Four external chemistry experts reviewed the preprint describing OAI-M1-03. Their assessments supported our view that the result was novel and worth sharing with the scientific community. The stronger test will come next: whether independent labs can reproduce the result, and whether chemists find it useful across a broader range of molecules.
Of the other three proposals generated by GPT‑5.4 and tested by Maria during the three-month period, OAI-M1-02 and OAI-M1-04 were experimentally proven in the Maria Lab, while OAI-M1-01 was disproven. Analysis of these results is ongoing.
This work shows that a model can make a useful contribution in organic chemistry. It did more than summarize the literature or suggest a one-off experiment: it proposed a specific surprising hypothesis and surfaced it for human review, designed experiments, interpreted experimental data, and designed follow-up experiments.
It does not show that AI can independently run a chemistry research program from end to end. Human judgment remained essential, and the workflow depended on specialized high-throughput infrastructure. It also does not establish that the method will generalize to other coupling reactions, other substrate classes, or manufacturing conditions.
The yield estimates came from a high-throughput platform, and bench validation covered 14 representative substrate pairs. More work is needed to characterize the reaction mechanism, define the substrate scope, measure performance under different laboratory conditions, and reproduce the result independently.
Chemistry capabilities require careful treatment because the same tools that can support medicine and materials science could also be misused. We deliberately scoped this work to a legitimate medicinal-chemistry problem: improving a known coupling reaction used to make drug-like molecules. The experiments did not involve toxins, chemical weapons, or requests to design harmful compounds. These results should not be read as evidence that the system can help with those harmful applications. The project did not test or demonstrate that.
We assess and mitigate emerging risks from advanced model capabilities through our Preparedness Framework, including risks related to chemical and biological domains. The model used in this work had already undergone relevant evaluations with the UK AI Security Institute, and the system was designed to refuse requests focused on harmful applications. The experimental workflow added another layer of control: human chemists selected which proposals entered the lab, reviewed experimental plans, and retained control of the physical infrastructure.

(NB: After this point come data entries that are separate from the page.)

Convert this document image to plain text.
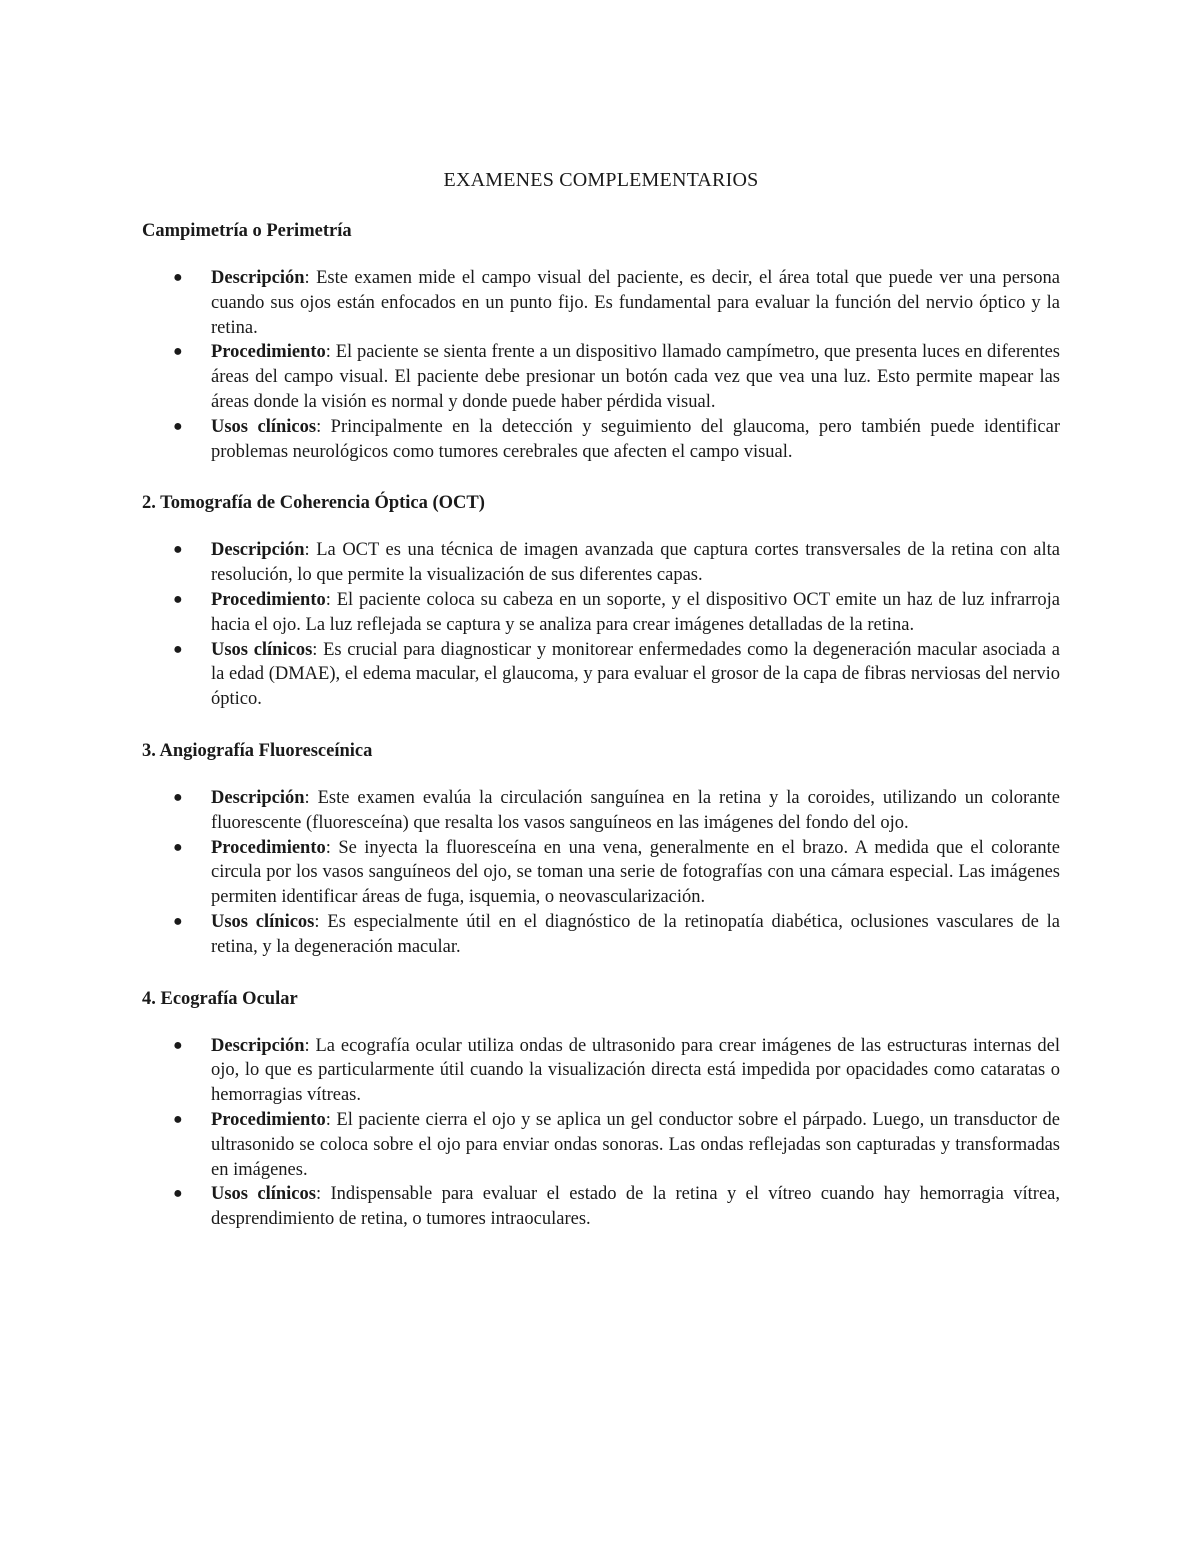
EXAMENES COMPLEMENTARIOS
Campimetría o Perimetría
● Descripción: Este examen mide el campo visual del paciente, es decir, el área total que puede ver una persona cuando sus ojos están enfocados en un punto fijo. Es fundamental para evaluar la función del nervio óptico y la retina.
● Procedimiento: El paciente se sienta frente a un dispositivo llamado campímetro, que presenta luces en diferentes áreas del campo visual. El paciente debe presionar un botón cada vez que vea una luz. Esto permite mapear las áreas donde la visión es normal y donde puede haber pérdida visual.
● Usos clínicos: Principalmente en la detección y seguimiento del glaucoma, pero también puede identificar problemas neurológicos como tumores cerebrales que afecten el campo visual.
2. Tomografía de Coherencia Óptica (OCT)
● Descripción: La OCT es una técnica de imagen avanzada que captura cortes transversales de la retina con alta resolución, lo que permite la visualización de sus diferentes capas.
● Procedimiento: El paciente coloca su cabeza en un soporte, y el dispositivo OCT emite un haz de luz infrarroja hacia el ojo. La luz reflejada se captura y se analiza para crear imágenes detalladas de la retina.
● Usos clínicos: Es crucial para diagnosticar y monitorear enfermedades como la degeneración macular asociada a la edad (DMAE), el edema macular, el glaucoma, y para evaluar el grosor de la capa de fibras nerviosas del nervio óptico.
3. Angiografía Fluoresceínica
● Descripción: Este examen evalúa la circulación sanguínea en la retina y la coroides, utilizando un colorante fluorescente (fluoresceína) que resalta los vasos sanguíneos en las imágenes del fondo del ojo.
● Procedimiento: Se inyecta la fluoresceína en una vena, generalmente en el brazo. A medida que el colorante circula por los vasos sanguíneos del ojo, se toman una serie de fotografías con una cámara especial. Las imágenes permiten identificar áreas de fuga, isquemia, o neovascularización.
● Usos clínicos: Es especialmente útil en el diagnóstico de la retinopatía diabética, oclusiones vasculares de la retina, y la degeneración macular.
4. Ecografía Ocular
● Descripción: La ecografía ocular utiliza ondas de ultrasonido para crear imágenes de las estructuras internas del ojo, lo que es particularmente útil cuando la visualización directa está impedida por opacidades como cataratas o hemorragias vítreas.
● Procedimiento: El paciente cierra el ojo y se aplica un gel conductor sobre el párpado. Luego, un transductor de ultrasonido se coloca sobre el ojo para enviar ondas sonoras. Las ondas reflejadas son capturadas y transformadas en imágenes.
● Usos clínicos: Indispensable para evaluar el estado de la retina y el vítreo cuando hay hemorragia vítrea, desprendimiento de retina, o tumores intraoculares.
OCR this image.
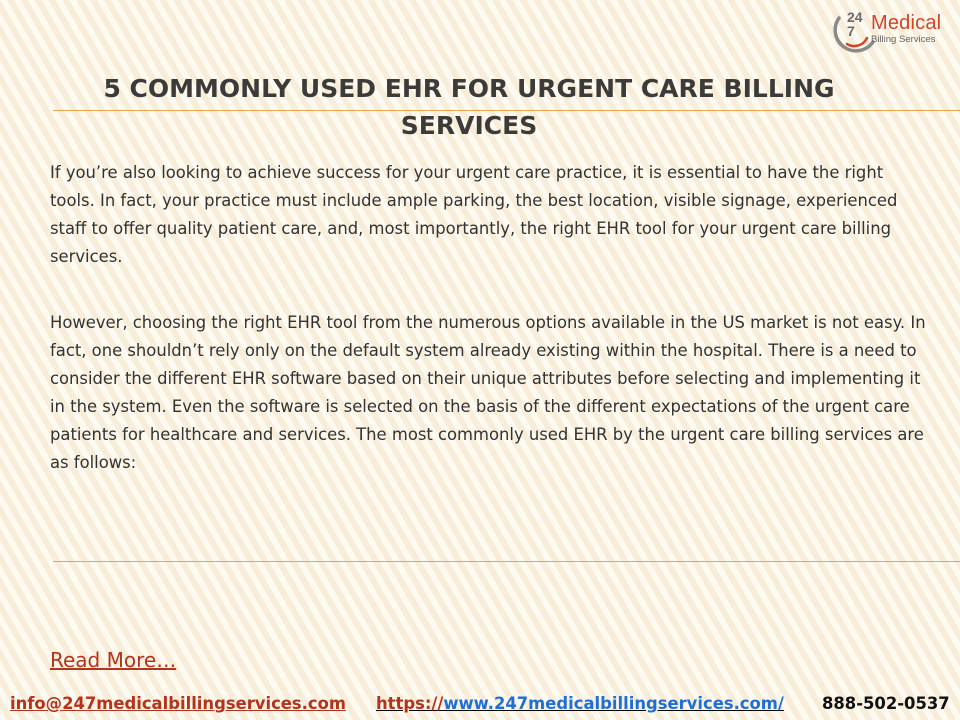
24
7 Medical
Billing Services
5 COMMONLY USED EHR FOR URGENT CARE BILLING SERVICES

If you’re also looking to achieve success for your urgent care practice, it is essential to have the right tools. In fact, your practice must include ample parking, the best location, visible signage, experienced staff to offer quality patient care, and, most importantly, the right EHR tool for your urgent care billing services.

However, choosing the right EHR tool from the numerous options available in the US market is not easy. In fact, one shouldn’t rely only on the default system already existing within the hospital. There is a need to consider the different EHR software based on their unique attributes before selecting and implementing it in the system. Even the software is selected on the basis of the different expectations of the urgent care patients for healthcare and services. The most commonly used EHR by the urgent care billing services are as follows:

Read More…
info@247medicalbillingservices.com https://www.247medicalbillingservices.com/ 888-502-0537
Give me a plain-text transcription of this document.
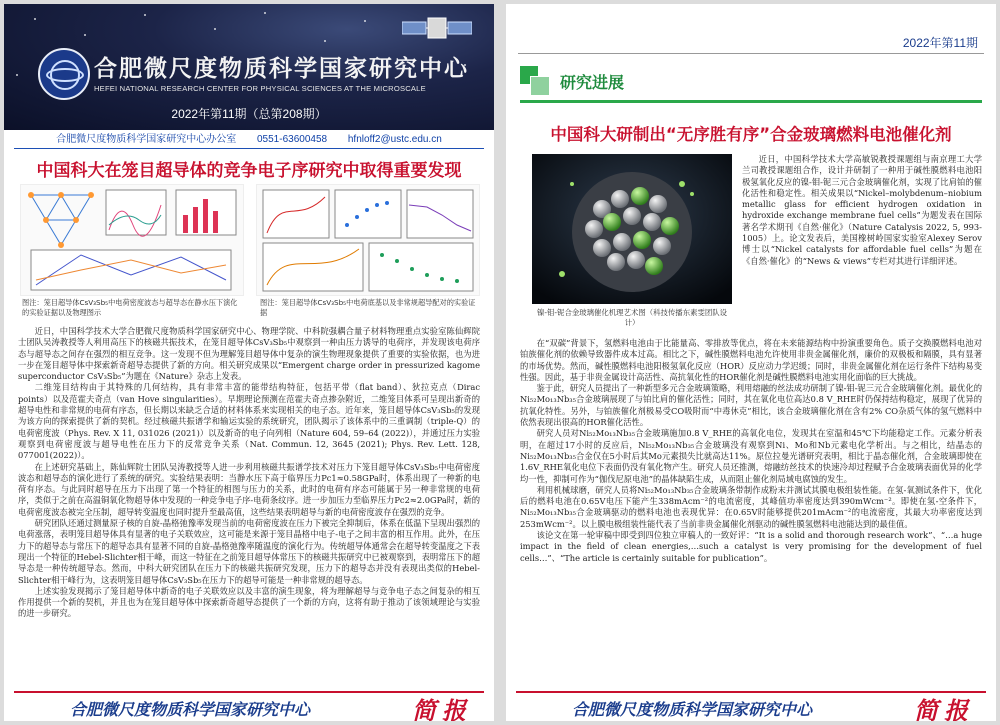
合肥微尺度物质科学国家研究中心
HEFEI NATIONAL RESEARCH CENTER FOR PHYSICAL SCIENCES AT THE MICROSCALE
2022年第11期（总第208期）
合肥微尺度物质科学国家研究中心办公室 0551-63600458 hfnloff2@ustc.edu.cn
中国科大在笼目超导体的竞争电子序研究中取得重要发现
图注：笼目超导体CsV₃Sb₅中电荷密度波态与超导态在静水压下演化的实验证据以及物理图示
图注：笼目超导体CsV₃Sb₅中电荷底基以及非常规超导配对的实验证据

近日，中国科学技术大学合肥微尺度物质科学国家研究中心、物理学院、中科院强耦合量子材料物理重点实验室陈仙辉院士团队吴涛教授等人利用高压下的核磁共振技术，在笼目超导体CsV₃Sb₅中观察到一种由压力诱导的电荷序，并发现该电荷序态与超导态之间存在强烈的相互竞争。这一发现不但为理解笼目超导体中复杂的演生物理现象提供了重要的实验依据，也为进一步在笼目超导体中探索新奇超导态提供了新的方向。相关研究成果以“Emergent charge order in pressurized kagome superconductor CsV₃Sb₅”为题在《Nature》杂志上发表。

二维笼目结构由于其特殊的几何结构，具有非常丰富的能带结构特征，包括平带（flat band）、狄拉克点（Dirac points）以及范霍夫奇点（van Hove singularities）。早期理论预测在范霍夫奇点掺杂附近，二维笼目体系可呈现出新奇的超导电性和非常规的电荷有序态，但长期以来缺乏合适的材料体系来实现相关的电子态。近年来，笼目超导体CsV₃Sb₅的发现为该方向的探索提供了新的契机。经过核磁共振谱学和输运实验的系统研究，团队揭示了该体系中的三重调制（triple-Q）的电荷密度波（Phys. Rev. X 11, 031026 (2021)）以及新奇的电子向列相（Nature 604, 59–64 (2022)），并通过压力实验观察到电荷密度波与超导电性在压力下的反常竞争关系（Nat. Commun. 12, 3645 (2021); Phys. Rev. Lett. 128, 077001(2022)）。

在上述研究基础上，陈仙辉院士团队吴涛教授等人进一步利用核磁共振谱学技术对压力下笼目超导体CsV₃Sb₅中电荷密度波态和超导态的演化进行了系统的研究。实验结果表明：当静水压下高于临界压力Pc1≈0.58GPa时，体系出现了一种新的电荷有序态。与此同时超导在压力下出现了第一个特征的相图与压力的关系，此时的电荷有序态可能属于另一种非常规的电荷序，类似于之前在高温铜氧化物超导体中发现的一种竞争电子序-电荷条纹序。进一步加压力至临界压力Pc2≈2.0GPa时，新的电荷密度波态被完全压制，超导转变温度也同时提升至最高值，这些结果表明超导与新的电荷密度波存在强烈的竞争。

研究团队还通过测量原子核的自旋-晶格弛豫率发现当前的电荷密度波在压力下被完全抑制后，体系在低温下呈现出强烈的电荷涨落，表明笼目超导体具有显著的电子关联效应，这可能是来源于笼目晶格中电子-电子之间丰富的相互作用。此外，在压力下的超导态与常压下的超导态具有显著不同的自旋-晶格弛豫率随温度的演化行为。传统超导体通常会在超导转变温度之下表现出一个特征的Hebel-Slichter相干峰，而这一特征在之前笼目超导体常压下的核磁共振研究中已被观察到，表明常压下的超导态是一种传统超导态。然而，中科大研究团队在压力下的核磁共振研究发现，压力下的超导态并没有表现出类似的Hebel-Slichter相干峰行为，这表明笼目超导体CsV₃Sb₅在压力下的超导可能是一种非常规的超导态。

上述实验发现揭示了笼目超导体中新奇的电子关联效应以及丰富的演生现象，将为理解超导与竞争电子态之间复杂的相互作用提供一个新的契机，并且也为在笼目超导体中探索新奇超导态提供了一个新的方向，这将有助于推动了该领域理论与实验的进一步研究。

合肥微尺度物质科学国家研究中心	简报
2022年第11期
研究进展
中国科大研制出“无序胜有序”合金玻璃燃料电池催化剂
镍-钼-铌合金玻璃催化机理艺术图（科技传播东素雯团队设计）

近日，中国科学技术大学高敏锐教授课题组与南京理工大学兰司教授课题组合作，设计并研制了一种用于碱性膜燃料电池阳极氢氧化反应的镍-钼-铌三元合金玻璃催化剂，实现了比肩铂的催化活性和稳定性。相关成果以“Nickel–molybdenum–niobium metallic glass for efficient hydrogen oxidation in hydroxide exchange membrane fuel cells”为题发表在国际著名学术期刊《自然·催化》（Nature Catalysis 2022, 5, 993-1005）上。论文发表后，美国橡树岭国家实验室Alexey Serov博士以“Nickel catalysts for affordable fuel cells”为题在《自然·催化》的“News & views”专栏对其进行详细评述。

在“双碳”背景下，氢燃料电池由于比能量高、零排放等优点，将在未来能源结构中扮演重要角色。质子交换膜燃料电池对铂族催化剂的依赖导致器件成本过高。相比之下，碱性膜燃料电池允许使用非贵金属催化剂，廉价的双极板和隔膜，具有显著的市场优势。然而，碱性膜燃料电池阳极氢氧化反应（HOR）反应动力学迟缓；同时，非贵金属催化剂在运行条件下结构易变性强。因此，基于非贵金属设计高活性、高抗氧化性的HOR催化剂是碱性膜燃料电池实用化面临的巨大挑战。

鉴于此，研究人员提出了一种新型多元合金玻璃策略，利用熔融的丝法成功研制了镍-钼-铌三元合金玻璃催化剂。最优化的Ni₅₂Mo₁₃Nb₃₅合金玻璃展现了与铂比肩的催化活性；同时，其在氧化电位高达0.8 V_RHE时仍保持结构稳定，展现了优异的抗氧化特性。另外，与铂族催化剂极易受CO吸附而“中毒休克”相比，该合金玻璃催化剂在含有2% CO杂质气体的氢气燃料中依然表现出很高的HOR催化活性。

研究人员对Ni₅₂Mo₁₃Nb₃₅合金玻璃施加0.8 V_RHE的高氧化电位，发现其在室温和45℃下均能稳定工作。元素分析表明，在超过17小时的反应后，Ni₅₂Mo₁₃Nb₃₅合金玻璃没有观察到Ni、Mo和Nb元素电化学析出。与之相比，结晶态的Ni₅₂Mo₁₃Nb₃₅合金仅在5小时后其Mo元素损失比就高达11%。原位拉曼光谱研究表明，相比于晶态催化剂，合金玻璃即使在1.6V_RHE氧化电位下表面仍没有氧化物产生。研究人员还推测，熔融纺丝技术的快速冷却过程赋予合金玻璃表面优异的化学均一性，抑制可作为“伽伐尼原电池”的晶体缺陷生成，从而阻止催化剂局域电腐蚀的发生。

利用机械球磨，研究人员将Ni₅₂Mo₁₃Nb₃₅合金玻璃条带制作成粉末并测试其膜电极组装性能。在氢-氧测试条件下，优化后的燃料电池在0.65V电压下能产生338mAcm⁻²的电流密度，其峰值功率密度达到390mWcm⁻²。即使在氢-空条件下，Ni₅₂Mo₁₃Nb₃₅合金玻璃驱动的燃料电池也表现优异：在0.65V时能够提供201mAcm⁻²的电流密度，其最大功率密度达到253mWcm⁻²。以上膜电极组装性能代表了当前非贵金属催化剂驱动的碱性膜氢燃料电池能达到的最佳值。

该论文在第一轮审稿中即受到四位独立审稿人的一致好评：“It is a solid and thorough research work”、“…a huge impact in the field of clean energies,…such a catalyst is very promising for the development of fuel cells…”、“The article is certainly suitable for publication”。

合肥微尺度物质科学国家研究中心	简报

We think this is the responsible way to study AI's potential in experimental chemistry: choose a problem space with clear scientific value, pair model-level safeguards with expert oversight, and evaluate the system through constrained physical experiments. As these capabilities improve, we will continue to assess emerging risks, strengthen safeguards, and be specific about what a result does and does not imply.
The immediate next steps are scientific: test a broader range of starting materials, investigate why the additives improve the reaction, map where the effect works and fails, and support independent replication. Together, these studies will determine how broadly the method can be applied and how useful it is in practical medicinal chemistry workflows.
Our longer-term goal is to make AI systems reliable scientific partners that help researchers generate hypotheses, design experiments, interpret results, and decide what to test next, while remaining grounded in expert judgment, reliable measurement, and strong safeguards. Organic chemistry is a particularly high-leverage area because progress in small-molecule discovery and manufacturing depends on being able to make molecules reliably. Scientists can only test molecules they can make, and better synthesis can expand the range of ideas they can explore across medicine, agriculture, electronics, energy, and materials science. This result is one early example of that broader direction: a frontier model, specialized agents, an automated laboratory, and human chemists working together to move faster through the research loop and produce findings the scientific community can evaluate, reproduce, and build on.
We are grateful to the Molecule.one team and to the independent chemists who reviewed this work.